NOTE: To run R like this from a command prompt, you may need to add the path to the program’s executable file to your system’s PATH environmental variable. To do this, you need to know the path to the location where R was installed. On MacOS, this path is usually “/usr/local/bin/R”, which typically is a symbolic link that points to the actual R framework, located within your system’s /Library/Frameworks/ directory. On Windows, the path to the R executable is typically “C:\Program Files\R\R-x.x.x”, where “x.x.x” is the version number, e.g., “4.5.2”.

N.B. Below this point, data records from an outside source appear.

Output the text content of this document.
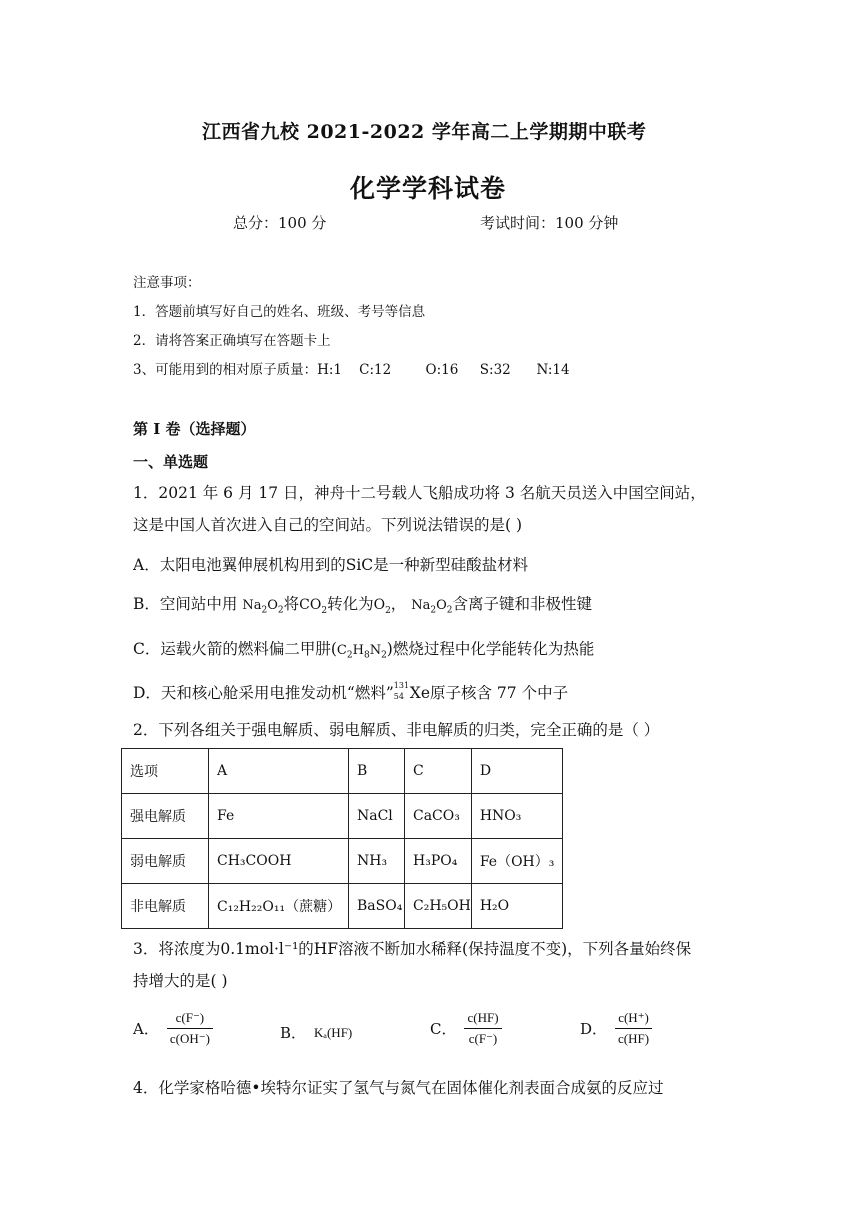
江西省九校 2021-2022 学年高二上学期期中联考
化学学科试卷
总分：100 分	考试时间：100 分钟
注意事项：
1．答题前填写好自己的姓名、班级、考号等信息
2．请将答案正确填写在答题卡上
3、可能用到的相对原子质量：H:1    C:12        O:16     S:32      N:14
第 I 卷（选择题）
一、单选题
1．2021 年 6 月 17 日，神舟十二号载人飞船成功将 3 名航天员送入中国空间站，
这是中国人首次进入自己的空间站。下列说法错误的是( )
A．太阳电池翼伸展机构用到的SiC是一种新型硅酸盐材料
B．空间站中用 $Na_2O_2$将$CO_2$转化为$O_2$， $Na_2O_2$含离子键和非极性键
C．运载火箭的燃料偏二甲肼$(C_2H_8N_2)$燃烧过程中化学能转化为热能
D．天和核心舱采用电推发动机“燃料” 131
54 Xe原子核含 77 个中子
2．下列各组关于强电解质、弱电解质、非电解质的归类，完全正确的是（ ）
选项	A	B	C	D
强电解质	Fe	NaCl	CaCO₃	HNO₃
弱电解质	CH₃COOH	NH₃	H₃PO₄	Fe（OH）₃
非电解质	C₁₂H₂₂O₁₁（蔗糖）	BaSO₄	C₂H₅OH	H₂O
3．将浓度为0.1mol·l⁻¹的HF溶液不断加水稀释(保持温度不变)，下列各量始终保
持增大的是( )
A． $\frac{c(F^-)}{c(OH^-)}$	B． Kₐ(HF)	C． $\frac{c(HF)}{c(F^-)}$	D． $\frac{c(H^+)}{c(HF)}$
4．化学家格哈德•埃特尔证实了氢气与氮气在固体催化剂表面合成氨的反应过
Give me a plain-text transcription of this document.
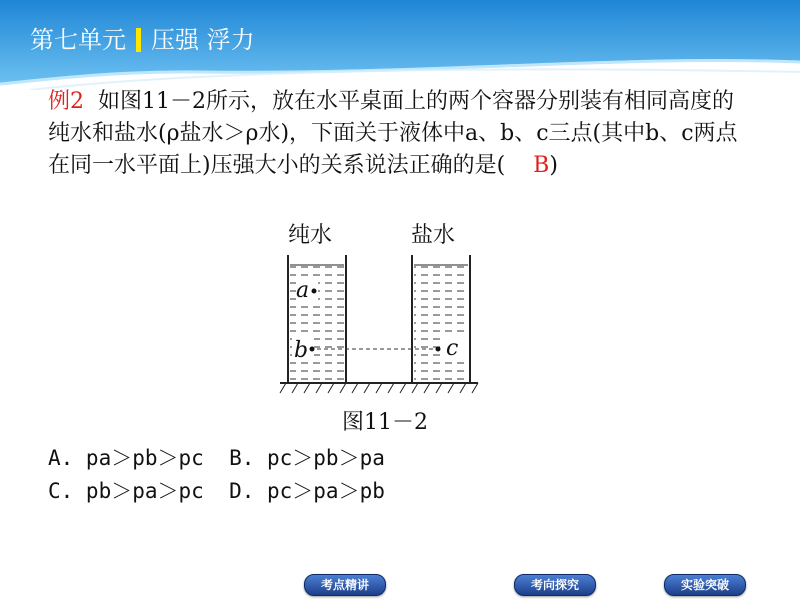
第七单元 压强 浮力
例2 如图11－2所示，放在水平桌面上的两个容器分别装有相同高度的纯水和盐水(ρ盐水＞ρ水)，下面关于液体中a、b、c三点(其中b、c两点在同一水平面上)压强大小的关系说法正确的是( B)
纯水	盐水
a
b	c
图11－2
A. pa＞pb＞pc  B. pc＞pb＞pa
C. pb＞pa＞pc  D. pc＞pa＞pb
考点精讲	考向探究	实验突破
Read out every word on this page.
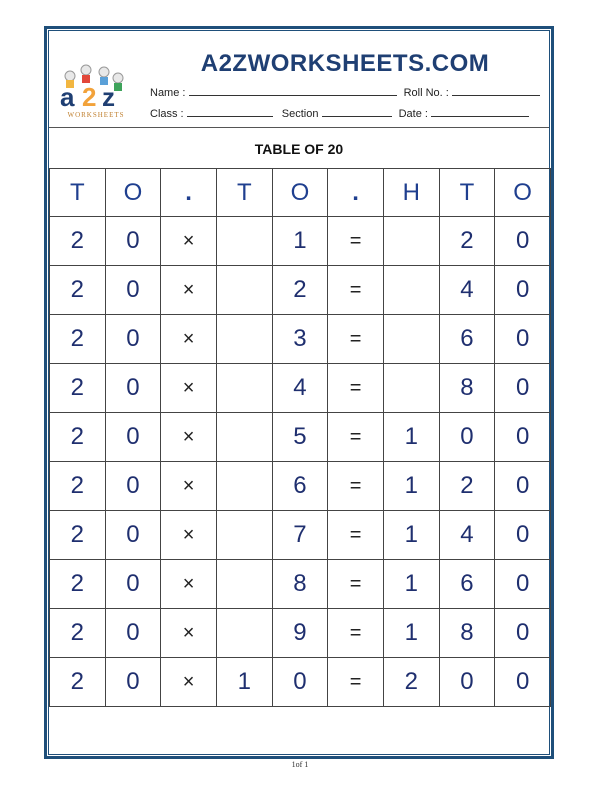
a 2 z
WORKSHEETS
A2ZWORKSHEETS.COM
Name :	Roll No. :
Class :	Section	Date :
TABLE OF 20
T	O	.	T	O	.	H	T	O
2	0	×		1	=		2	0
2	0	×		2	=		4	0
2	0	×		3	=		6	0
2	0	×		4	=		8	0
2	0	×		5	=	1	0	0
2	0	×		6	=	1	2	0
2	0	×		7	=	1	4	0
2	0	×		8	=	1	6	0
2	0	×		9	=	1	8	0
2	0	×	1	0	=	2	0	0
1of 1
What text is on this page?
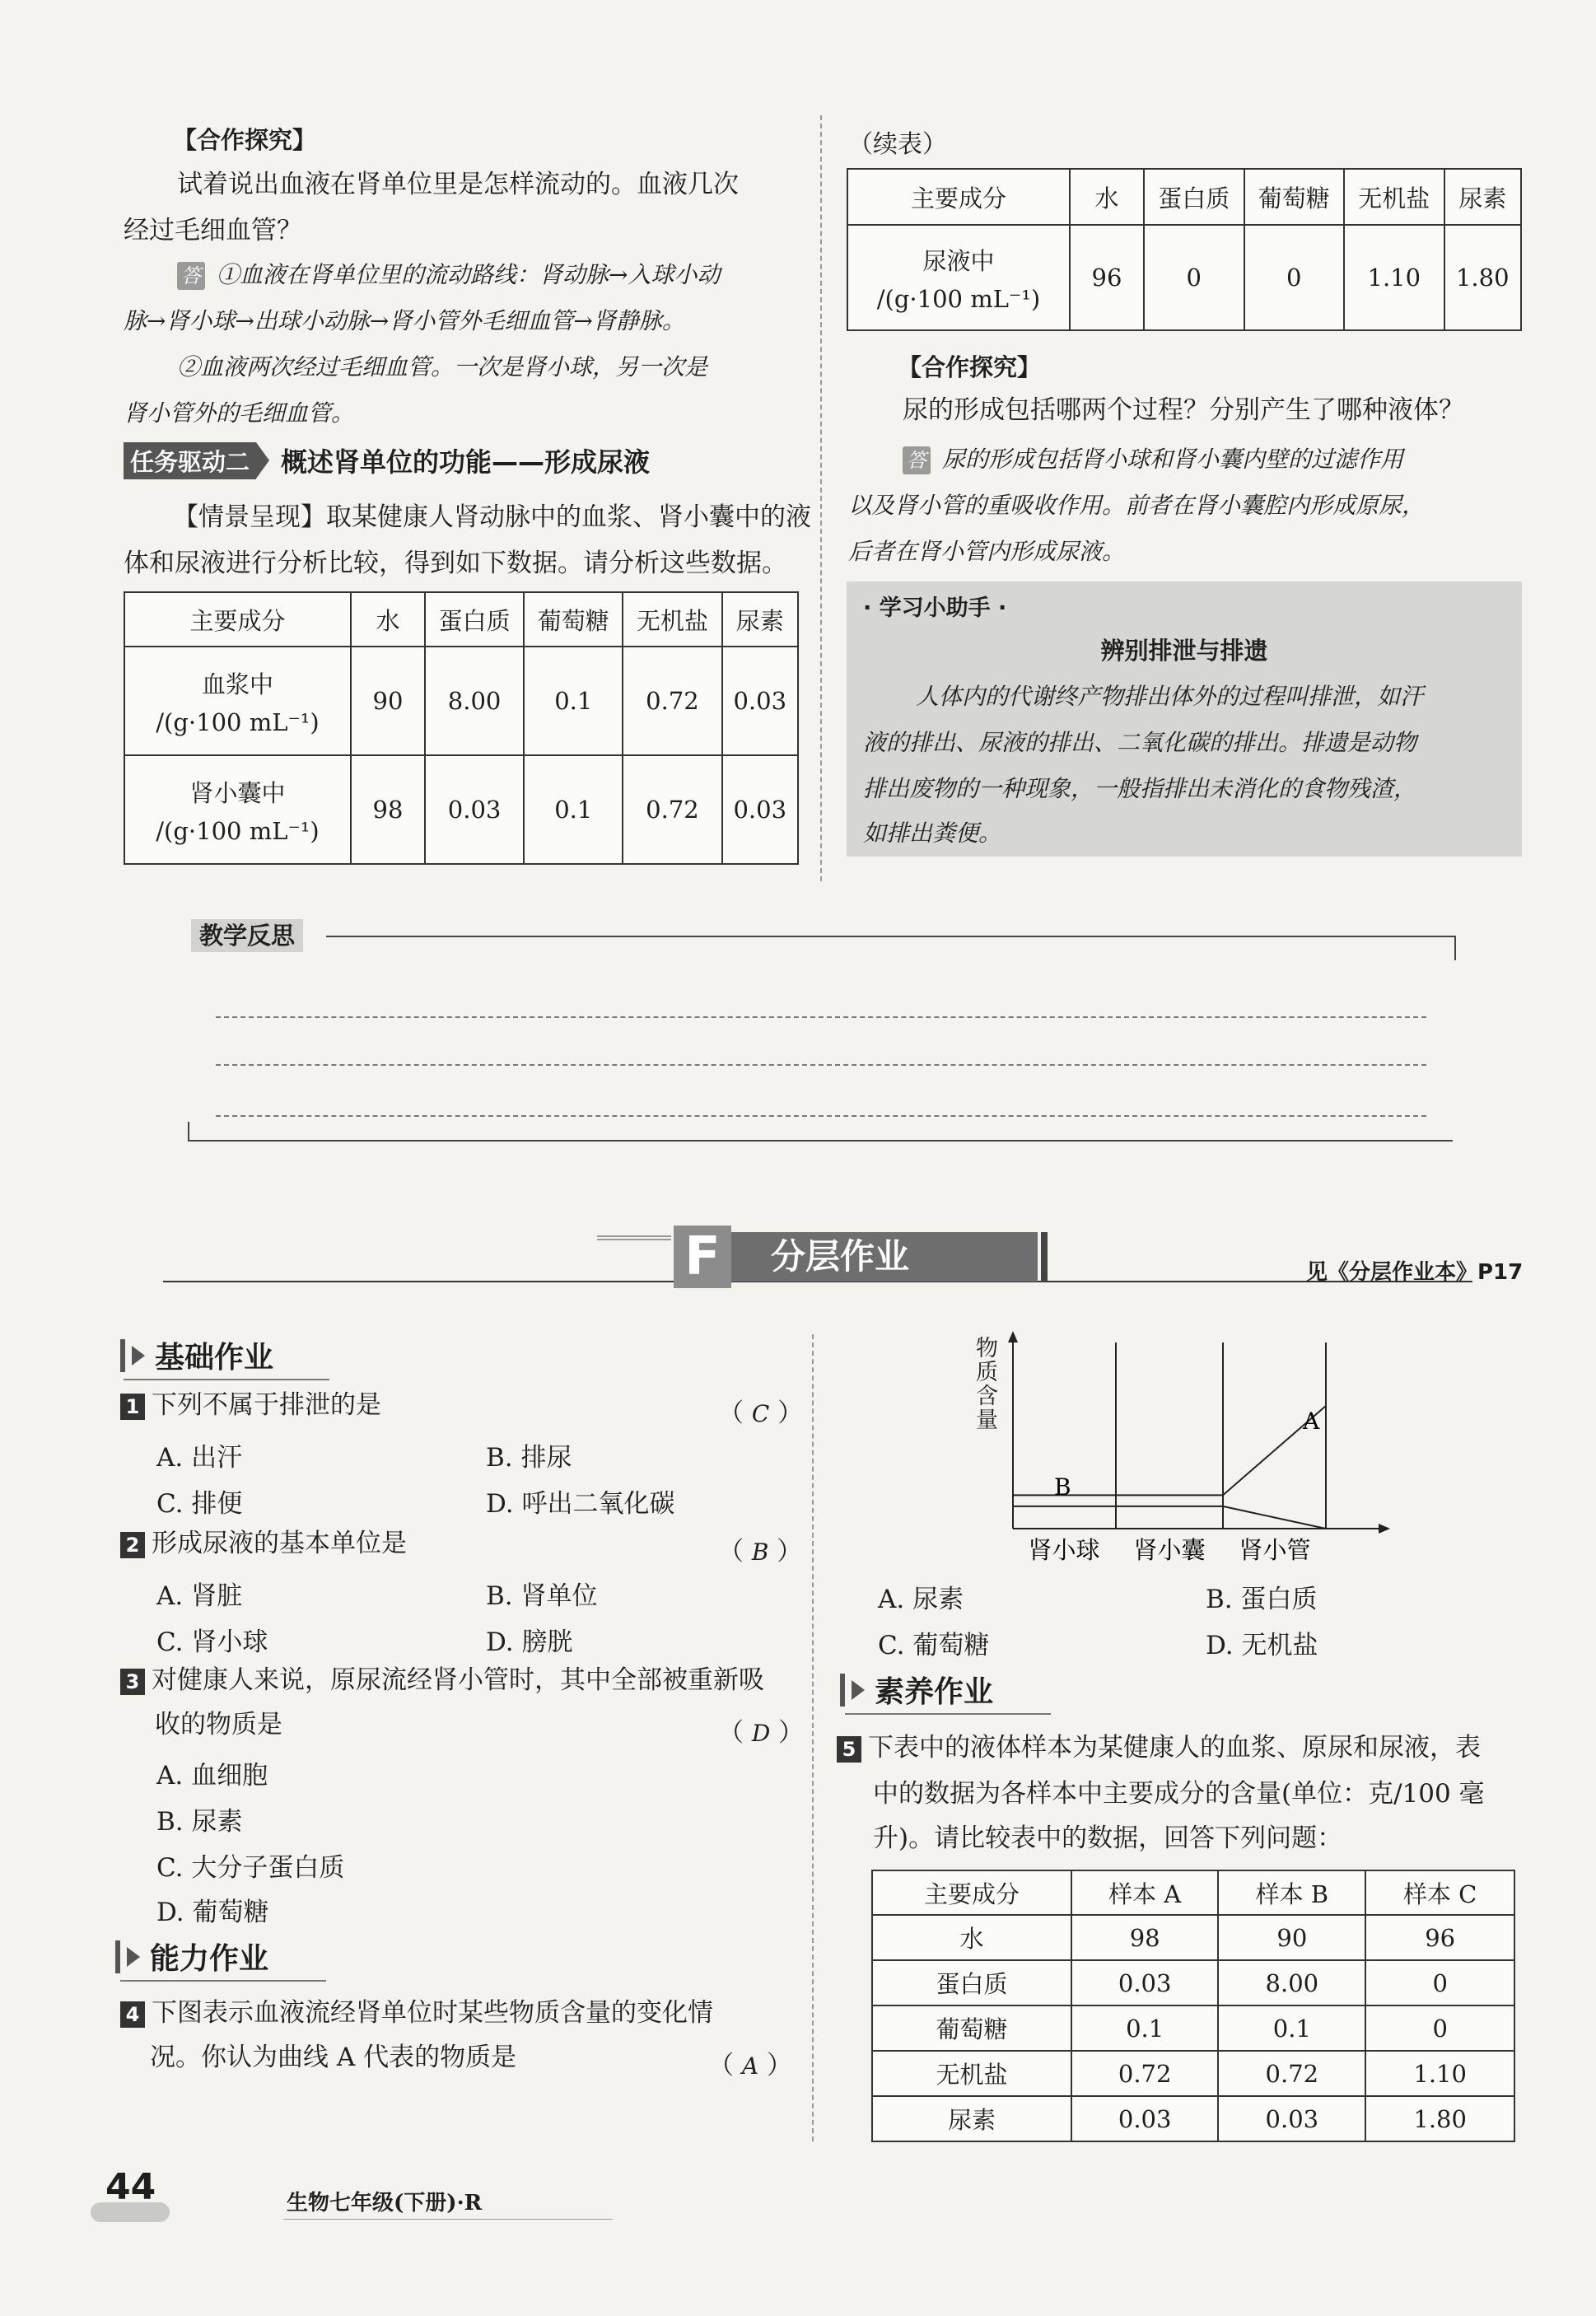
【合作探究】

试着说出血液在肾单位里是怎样流动的。血液几次

经过毛细血管？

答 ①血液在肾单位里的流动路线：肾动脉→入球小动
脉→肾小球→出球小动脉→肾小管外毛细血管→肾静脉。
②血液两次经过毛细血管。一次是肾小球，另一次是
肾小管外的毛细血管。
任务驱动二 概述肾单位的功能——形成尿液

【情景呈现】取某健康人肾动脉中的血浆、肾小囊中的液

体和尿液进行分析比较，得到如下数据。请分析这些数据。

主要成分	水	蛋白质	葡萄糖	无机盐	尿素

血浆中
/(g·100 mL⁻¹)	90	8.00	0.1	0.72	0.03

肾小囊中
/(g·100 mL⁻¹)	98	0.03	0.1	0.72	0.03
（续表）
主要成分	水	蛋白质	葡萄糖	无机盐	尿素

尿液中
/(g·100 mL⁻¹)	96	0	0	1.10	1.80
【合作探究】

尿的形成包括哪两个过程？分别产生了哪种液体？

答 尿的形成包括肾小球和肾小囊内壁的过滤作用
以及肾小管的重吸收作用。前者在肾小囊腔内形成原尿，
后者在肾小管内形成尿液。
· 学习小助手 ·
辨别排泄与排遗
人体内的代谢终产物排出体外的过程叫排泄，如汗
液的排出、尿液的排出、二氧化碳的排出。排遗是动物
排出废物的一种现象，一般指排出未消化的食物残渣，
如排出粪便。
教学反思
F	分层作业	见《分层作业本》P17
基础作业
1 下列不属于排泄的是	（ C ）
A. 出汗	B. 排尿
C. 排便	D. 呼出二氧化碳
2 形成尿液的基本单位是	（ B ）
A. 肾脏	B. 肾单位
C. 肾小球	D. 膀胱
3 对健康人来说，原尿流经肾小管时，其中全部被重新吸

收的物质是	（ D ）
A. 血细胞
B. 尿素
C. 大分子蛋白质
D. 葡萄糖
能力作业
4 下图表示血液流经肾单位时某些物质含量的变化情

况。你认为曲线 A 代表的物质是	（ A ）
A
B
肾小球 肾小囊 肾小管
物质含量
A. 尿素	B. 蛋白质
C. 葡萄糖	D. 无机盐
素养作业
5 下表中的液体样本为某健康人的血浆、原尿和尿液，表

中的数据为各样本中主要成分的含量(单位：克/100 毫

升)。请比较表中的数据，回答下列问题：

主要成分	样本 A	样本 B	样本 C
水	98	90	96
蛋白质	0.03	8.00	0
葡萄糖	0.1	0.1	0
无机盐	0.72	0.72	1.10
尿素	0.03	0.03	1.80
44	生物七年级(下册)·R
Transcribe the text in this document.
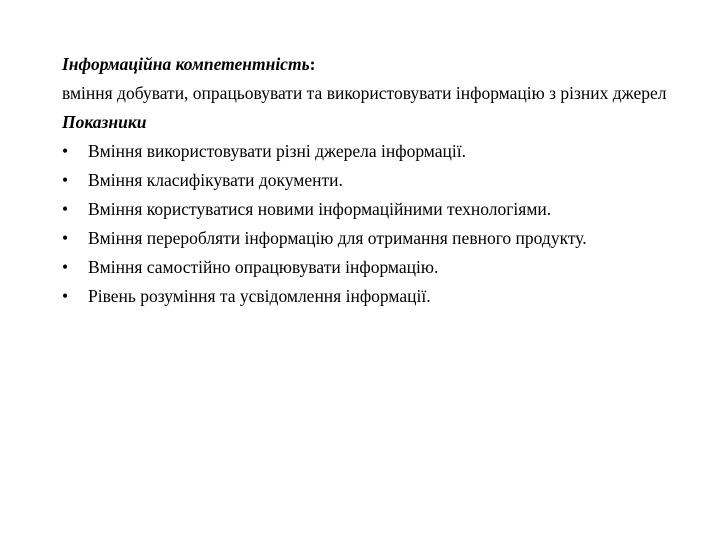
Інформаційна компетентність:

вміння добувати, опрацьовувати та використовувати інформацію з різних джерел

Показники

• Вміння використовувати різні джерела інформації.
• Вміння класифікувати документи.
• Вміння користуватися новими інформаційними технологіями.
• Вміння переробляти інформацію для отримання певного продукту.
• Вміння самостійно опрацювувати інформацію.
• Рівень розуміння та усвідомлення інформації.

When you install R on MacOS, “/usr/local/bin” is generally already part of the system path, so you likely will not need to make any additional changes to the PATH variable, but this is not the case for Windows. To add R to the system PATH on Windows:

  • Open the Windows search bar and type “environment variables”, then select “Edit the system environment variables”
  • Click “Environment Variables”
  • Under both the “User variables” and ““System variables” sections, find the “Path” variable and click the “Edit” button
  • Click “New” and add the path to R’s executable bin/ folder, typically “C:\Program Files\R\R-x.x.x\bin\x64” (adjust the version number as needed)
  • Click “OK” on all windows to save changes
  • Once R is running in your console, try doing some math in R by using it to evaluate the following expressions:

    • 8 plus 5
    • 10 minus 6 divided by 2
    • (10 minus 6) divided by 2
    • 10 times 5
    • 15 divided by 5
    • 10 raised to the 5th power
    • 3 times \(\pi\) (where \(\pi\) is a built-in constant)
Show Code
8 + 5
Show Output
## [1] 13
Show Code
10 - 6 / 2
Show Output
## [1] 7
Show Code
(10 - 6) / 2
Show Output
## [1] 2
Show Code
10 * 5
Show Output
## [1] 50
Show Code
15 / 5
Show Output
## [1] 3
Show Code
10^5
Show Output
## [1] 1e+05
Show Code
3 * pi
Show Output
## [1] 9.424778
  • Try working with assignments:

    • Assign the number 6 to a variable called x.
    • Assign the number 5 to a variable called y.
    • Assign x * y to a variable called z.
    • Assign x^2 to a variable called x2.
Show Code
x <- 6
x
Show Output
## [1] 6
Show Code
y <- 5
y
Show Output
## [1] 5
Show Code
z <- x * y
z
Show Output
## [1] 30
Show Code
x2 <- x^2
x2
Show Output
## [1] 36
  • Try out some of the built-in functions in R:

    • Assign the number 10 to a variable called x.
    • Take the natural log of x using the log() function.
    • Find the factorial of x using the factorial() function.
    • Assign the number 81 to a variable called y.
    • Take the square root of y using the sqrt() function.
    • Assign the number -8.349218 to a variable called z.
    • Use ?round or help(round) to view the help file for the function round().
    • Round z to the 1000ths place.
    • Use ?abs() to view the help file for the function abs().
    • Take the absolute value of z * y.
Show Code
x <- 10
log(x)
Show Output
## [1] 2.302585
Show Code
factorial(x)
Show Output
## [1] 3628800
Show Code
y <- 81
sqrt(y)
Show Output
## [1] 9
Show Code
z <- -8.349218
round(z, digits = 3)
Show Output
## [1] -8.349
Show Code
abs(z * y)
Show Output
## [1] 676.2867
  • Use the ls() function to list the variables currently stored in your active session.

    • How many variables do you have?
Show Code
ls()
Show Output
## [1] "x"  "x2" "y"  "z"
  • Use the command rm(list=ls()) to clear all the variables you have defined.
  • What happens if you type a function name without including the parentheses?
  • What happens if you type a function with an invalid or missing argument?

Concept Review

  • Interacting with R from the console prompt
  • Variable assignment: <-
  • Calling built-in functions: function(<arguments>)
  • Accessing R documentation and help files: ?function or help(function)
  • Workspaces and the working directory: getwd(), setwd()
  • Listing and removing variables from the environment: ls(), rm()
  • Accessing the console history